Has there been too much negative talk about the current state of the dairy industry? Some might think so – especially this week when we’re supposed to express what we’re thankful for.
Obviously, as a college student, I’m in no position to truly understand what it must be like to be a dairy farmer at Thanksgiving. However, I have had time to reflect upon what so many people who I know might be experiencing this time of year. Despite it being a hard pill to swallow, I think the following sums up what we can be grateful for this year.
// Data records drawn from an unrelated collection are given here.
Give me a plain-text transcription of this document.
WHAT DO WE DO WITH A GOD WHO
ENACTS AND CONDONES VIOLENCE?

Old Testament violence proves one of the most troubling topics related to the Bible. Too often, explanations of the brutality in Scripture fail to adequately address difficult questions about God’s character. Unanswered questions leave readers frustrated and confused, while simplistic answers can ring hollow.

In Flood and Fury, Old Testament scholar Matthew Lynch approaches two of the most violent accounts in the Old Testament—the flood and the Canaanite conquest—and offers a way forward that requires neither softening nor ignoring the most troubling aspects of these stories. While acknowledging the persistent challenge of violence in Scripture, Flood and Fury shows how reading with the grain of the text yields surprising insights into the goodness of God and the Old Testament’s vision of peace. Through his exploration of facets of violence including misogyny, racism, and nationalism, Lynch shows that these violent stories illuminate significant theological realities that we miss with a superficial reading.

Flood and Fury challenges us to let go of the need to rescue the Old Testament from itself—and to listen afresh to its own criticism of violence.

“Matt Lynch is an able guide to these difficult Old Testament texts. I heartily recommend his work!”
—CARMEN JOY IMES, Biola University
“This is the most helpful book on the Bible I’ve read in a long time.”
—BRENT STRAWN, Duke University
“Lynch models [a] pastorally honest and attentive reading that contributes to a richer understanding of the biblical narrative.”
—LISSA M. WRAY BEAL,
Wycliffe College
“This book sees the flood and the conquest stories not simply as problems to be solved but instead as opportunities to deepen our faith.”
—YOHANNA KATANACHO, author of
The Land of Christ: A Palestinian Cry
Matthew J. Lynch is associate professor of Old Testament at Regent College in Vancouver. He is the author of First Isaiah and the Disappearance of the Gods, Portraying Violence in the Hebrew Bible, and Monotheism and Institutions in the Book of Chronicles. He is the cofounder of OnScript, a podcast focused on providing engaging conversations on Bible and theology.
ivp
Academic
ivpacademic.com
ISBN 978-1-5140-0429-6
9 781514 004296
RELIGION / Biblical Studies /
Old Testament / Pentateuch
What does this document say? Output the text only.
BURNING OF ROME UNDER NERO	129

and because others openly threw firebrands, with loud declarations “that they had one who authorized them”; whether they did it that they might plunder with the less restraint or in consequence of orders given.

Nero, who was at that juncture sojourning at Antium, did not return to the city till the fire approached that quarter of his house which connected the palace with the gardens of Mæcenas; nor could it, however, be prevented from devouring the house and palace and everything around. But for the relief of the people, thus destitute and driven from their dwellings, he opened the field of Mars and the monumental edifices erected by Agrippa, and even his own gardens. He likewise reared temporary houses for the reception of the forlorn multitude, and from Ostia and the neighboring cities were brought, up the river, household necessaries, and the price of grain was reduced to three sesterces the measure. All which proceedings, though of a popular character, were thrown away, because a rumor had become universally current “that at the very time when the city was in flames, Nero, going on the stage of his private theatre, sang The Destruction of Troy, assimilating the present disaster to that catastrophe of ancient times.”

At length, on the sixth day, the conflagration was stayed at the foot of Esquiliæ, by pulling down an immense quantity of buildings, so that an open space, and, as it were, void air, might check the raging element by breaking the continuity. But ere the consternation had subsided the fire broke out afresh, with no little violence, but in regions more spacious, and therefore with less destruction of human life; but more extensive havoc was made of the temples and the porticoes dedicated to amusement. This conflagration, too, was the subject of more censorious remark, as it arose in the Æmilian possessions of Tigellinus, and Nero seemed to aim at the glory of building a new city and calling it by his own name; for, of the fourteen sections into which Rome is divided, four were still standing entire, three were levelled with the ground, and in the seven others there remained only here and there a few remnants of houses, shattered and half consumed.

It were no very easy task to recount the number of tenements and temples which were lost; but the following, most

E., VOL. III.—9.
The community of agriculture is undoubtedly one that continues to connect and embrace, but have you ever noticed just how special the dairy community is? Whether it’s a Facebook page, a group like Dairy Girl Network, or simply farmers helping other farmers, it’s truly extraordinary to see what we’re all about. For example, when a natural disaster strikes a farm, the dairy community steps in to provide housing for those animals or any other extra steps of relief. Producers from miles away chip in and send extra feed they might have. That’s community.
On a different sense of community, Jessica Peters, Pennsylvania dairy farmer and Hoard’s Dairyman blogger, continues to share secrets she has received in order to break the stigmas in our industry. That’s what we’re about. We’re about bridging gaps and intertwining our passions for the greater good. This is about starting necessary conversations within our dairy community for years to come.
I talked about Facebook groups just a few sentences ago. Maybe it’s just me, and I’m sure they exist, but I’ve never seen a group of people on social media who solely communicate about the plant-based beverage industry. Why? Because we know our dairy products are the real deal! If that’s not something to have pride about, I don’t know what is.
Dairy farmers know what they’re producing and they know what goes into it. We deserve our own sense of pride knowing we are centered around nature’s most nearly perfect food.
I’m no doctor, but if I had to guess, I would put money on it that the heart of a dairy farmer is probably larger than most others. After all, I think it has to be. In what other world would you volunteer for small quantities of sleep just to wake up and keep doing something you’re passionate about?
Why else would a dairy farmer put so much effort into a cow that he or she knows they’re most likely going to lose anyway? Or spend money they don’t necessarily have to fight for that calf? This is the side of the industry our competitors don’t want anyone to see. Show them your heart.
My parents always taught me to be gracious year-round, but it’s easy to forget. I lose sight of graciousness all the time! I’m going to get better at it, though. I challenge each person who reads this to find at least one thing you’re grateful for each day. You might be surprised what it can do for you.
Sarah Thomas grew up in Pittsboro, N.C., showing and raising dairy heifers. Thomas attends Virginia Tech, majoring in dairy science with minors in agricultural economics, communication, and Spanish. On campus, she’s involved with Dairy Club, Sigma Alpha, and has been a member of the Virginia Tech dairy judging team. Thomas was the 2019 Hoard’s Dairyman summer editorial intern.